Of course, some former Baltimore cops take issue with the tone of the federal report, which cited 60 complaints of racial slurs against black people.[Vice actually printed the whole n-word, which I still find bold. Too soon for me.] Ah, you say, but I wasn't there for long. True. Or maybe nobody used the word around me. Maybe. I hope that's the case, because if all it takes is one cop to totally change police culture, man, that is great news. No. I didn't hear white cops call people n****r because white cops don't call people n****r in Baltimore.
"The BPD is not a bunch of white officers calling blacks n****rs," said Peter Moskos, a former Baltimore cop and professor at John Jay College of Criminal Justice. "I didn't hear the word used once by a white officer. Not once. I'm not saying it's never been used, but this isn't fucking Ferguson. I suspect much of the usage they talk about is from black officers. Doesn't that matter? But the report doesn't tell us."
[Just as a reality check, I did ask one black cop if he ever heard a white cop use the word in public. He said "no." (Somewhat reluctantly, I kinda thought.)]
The report cites race in just one case. And it's white using the word; we know this because his partner filed a complaint. Good. See, even if some whites wanted to use the word (I'm sure some whites do), you don't hear white cops in Baltimore calling blacks n****r because, even if for no other reason, there are too many blacks around! Whites are a minority in the city and the police department.

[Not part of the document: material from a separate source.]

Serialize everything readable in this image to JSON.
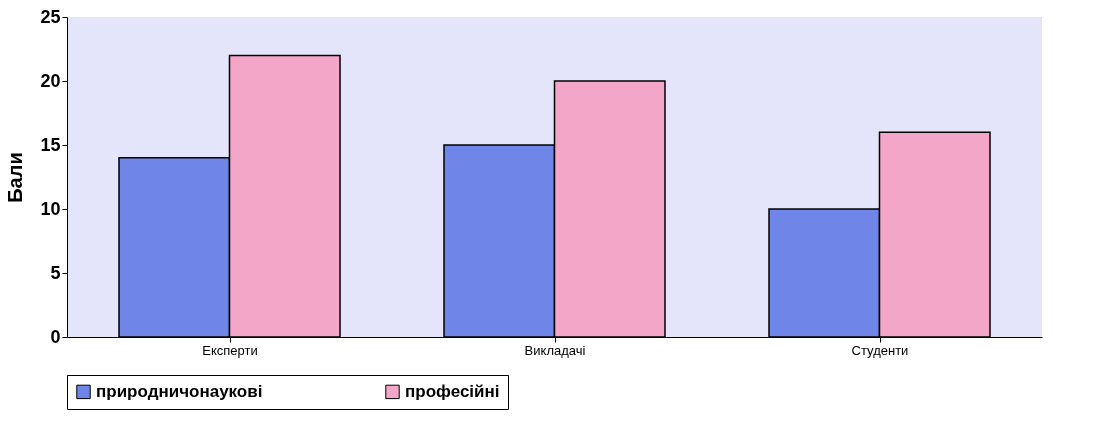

Now did I hear black cop from black neighborhoods calling another blacks n*****s? Oh, did I. Is this objectionable? I don't know. Seems so to me. (And apparently it is to the citizens who filed complaints about it!) But far be it for me to white-man-splain to a black cop that his non-standard English using isn't up to my college-educated standards. But no matter where you fall on this usage issue, blacks being rude to other blacks is not a sign of systemic racism in the department.